Yavuz Sultan Selim’in Mısır’ı ele geçirmesi ile başlayan Osmanlı Devleti’nin Arap Yarımadası üzerindeki hâkimiyeti I. Dünya Savaşı sonuna kadar devam etmiştir. Ne var ki zaman içerisinde Osmanlı Devleti’nin siyasi ve askeri gücünün zayıflaması Arap Yarımadası’nı etkilemiştir. Uzunca bir süre açıkça görülmeyen bu zayıflık Napoléon Bonaparte’ın Mısır’ı işgali ve ardından Mehmed Ali Paşa’nın Mısır’da kurduğu iktidar ile kendini belli etmiştir. Arap Yarımadası’nda Osmanlı Devleti’nin gücünün azalmasını gösteren en önemli hadise ise Vehhabi hareketinin yükselişi ve Osmanlı Devleti’nin bu konuda yetersiz kalışı olmuştur. Söz konusu dönemde Hindistan’a hâkim olan İngiltere yavaş yavaş Basra Körfezi ve Kızıldeniz’e doğru sokulmaya başlamıştır. Başlangıçta Fransa’ya karşı askeri tedbirler olarak görülen yerleşmeler zamanla yerini ticari kaygılara bırakmış ve Aden gibi şehirler bir şekilde İngiltere’nin kontrolü altına girmeye başlamıştır. Osmanlı Devleti bu durumun her ne kadar farkında olsa da devletin çözüm bekleyen başka acil sorunları bu kayıplarla yeterince ilgilenilmesine fırsat bırakmamıştır.
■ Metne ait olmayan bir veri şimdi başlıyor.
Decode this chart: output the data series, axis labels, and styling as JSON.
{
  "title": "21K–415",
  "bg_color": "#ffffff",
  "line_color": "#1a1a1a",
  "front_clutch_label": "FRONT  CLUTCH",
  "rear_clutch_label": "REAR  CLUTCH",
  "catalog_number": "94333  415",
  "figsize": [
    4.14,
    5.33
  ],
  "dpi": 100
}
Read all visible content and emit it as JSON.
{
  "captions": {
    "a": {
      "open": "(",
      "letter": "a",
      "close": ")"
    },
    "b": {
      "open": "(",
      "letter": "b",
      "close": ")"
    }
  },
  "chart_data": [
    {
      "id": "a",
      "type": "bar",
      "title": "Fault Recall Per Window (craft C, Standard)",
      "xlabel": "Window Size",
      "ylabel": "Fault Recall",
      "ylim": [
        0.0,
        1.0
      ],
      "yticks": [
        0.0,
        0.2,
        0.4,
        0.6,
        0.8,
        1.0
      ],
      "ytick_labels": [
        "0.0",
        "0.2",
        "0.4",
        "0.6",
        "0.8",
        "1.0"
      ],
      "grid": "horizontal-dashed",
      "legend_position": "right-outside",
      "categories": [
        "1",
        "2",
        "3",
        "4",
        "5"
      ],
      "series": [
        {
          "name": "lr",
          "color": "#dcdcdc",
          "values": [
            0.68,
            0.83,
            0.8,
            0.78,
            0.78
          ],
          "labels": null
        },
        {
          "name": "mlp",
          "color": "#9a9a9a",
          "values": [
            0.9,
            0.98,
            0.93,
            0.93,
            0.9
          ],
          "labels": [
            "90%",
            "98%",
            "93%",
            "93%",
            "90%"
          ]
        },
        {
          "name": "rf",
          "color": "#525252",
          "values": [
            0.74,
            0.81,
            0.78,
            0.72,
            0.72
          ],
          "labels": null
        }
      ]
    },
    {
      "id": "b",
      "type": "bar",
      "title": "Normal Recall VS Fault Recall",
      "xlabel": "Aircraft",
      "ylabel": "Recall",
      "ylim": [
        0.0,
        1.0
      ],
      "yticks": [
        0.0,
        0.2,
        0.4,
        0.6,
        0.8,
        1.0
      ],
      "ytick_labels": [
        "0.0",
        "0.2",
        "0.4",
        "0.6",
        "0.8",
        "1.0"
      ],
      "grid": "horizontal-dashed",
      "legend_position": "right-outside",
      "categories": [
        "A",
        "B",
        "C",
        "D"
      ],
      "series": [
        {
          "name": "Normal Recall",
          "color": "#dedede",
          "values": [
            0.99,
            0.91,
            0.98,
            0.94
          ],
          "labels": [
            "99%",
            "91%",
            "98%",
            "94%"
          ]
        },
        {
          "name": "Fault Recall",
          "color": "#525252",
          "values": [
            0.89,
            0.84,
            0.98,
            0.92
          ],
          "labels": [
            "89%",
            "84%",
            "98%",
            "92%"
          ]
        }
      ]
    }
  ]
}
Osmanlı Devleti’nin bölge üzerindeki hâkimiyetini etkileyen en önemli gelişme ise Mehmed Ali Paşa’nın Mısır’da kurduğu iktidar olmuştur. Bu dönemde Mehmed Ali Paşa Hicaz da dâhil olmak üzere Arap Yarımadası’nda Yemen’e kadar uzanmıştır. Haliyle Osmanlı Devleti bir ara Arap Yarımadası’ndan uzaklaşmıştır. Ne var ki 1840’tan itibaren Mehmed Ali Paşa’nın gücü kırılmış ve Hicaz tarafları tekrar Osmanlı Devleti’nin doğrudan idaresi altına girmiştir. Mehmed Ali Paşa’nın bölgeden çıkışı ve Osmanlı Devleti’nin yeniden Kızıldeniz etrafına hâkim oluşu arasında başta İngiltere olmak üzere birçok Avrupa devleti bölgede konsolosluklar ihdas etmiştir. İlerleyen dönemlerde bu konsolosluklar çok önemli roller üstleneceklerdir. Yine de Arap Yarımadası’nın kendi kontrolü altına girmesinden itibaren Osmanlı Devleti, muktedir paşalarla Hicaz’ı ve Kızıldeniz’i himaye etmeye çalışmıştır. Ne var ki bu hiç de kolay olmamış bölgede 19. yüzyılın ortasına kadar görev yapan birçok Osmanlı valisi İngiliz konsoloslarla karşı karşıya gelmiştir. Ancak yine de Cidde Olayları’na kadar Osmanlı Devleti tüm Kızıldeniz’i kapsayan daha geniş perspektifli politikalar icra etmeye gayret etmiştir. Tüm gayretlere rağmen bölgede görev yapan valiler hakkında Cidde Olayları öncesinde ve olaylardan sonra İngiliz konsoloslar tarafından şikâyetlerde bulunulmuş hatta bazılarının görevden alınması bu şikâyetlerden ileri gelmiştir.
Genel olarak bakıldığında ise İngiltere ve Fransa gibi devletler Hicaz ahalisi ve Kızıldeniz etrafında Osmanlı Devleti’nin güçsüzlüğünü göstererek gerek tüccarlar gerekse de halk nazarında itibar kazanmaya çalışmışlar ve çok geçmeden de bu hedeflerine ulaşmışlardır. İngiltere ve Fransa’nın bir diğer hareket tarzı ise devlet ile ahali arasındaki uyuşmazlıkları derinleştirmek olmuştur. Bu uyuşmazlıklardan ortaya çıkan boşluklar ise İngiltere gibi devletler tarafından vakit kaybetmeden doldurulmuştur. Hikâyeyi kısaca özetlemek gerekirse Osmanlı Devleti Kızıldeniz ve Arap Yarımadası’nda önce itibarını, sonra tüccarlarını ve zengin ahalisini en sonunda ise topraklarını ve siyasi hâkimiyetini kaybetmiştir. I. Dünya Savaşı ise uzunca bir süredir zaten iyice yıpranmış ve kaybedilmiş olan siyasi hâkimiyetin resmen tasdik edilmesi ve tüm dünyaca görünür olmasından başka bir şey değildir.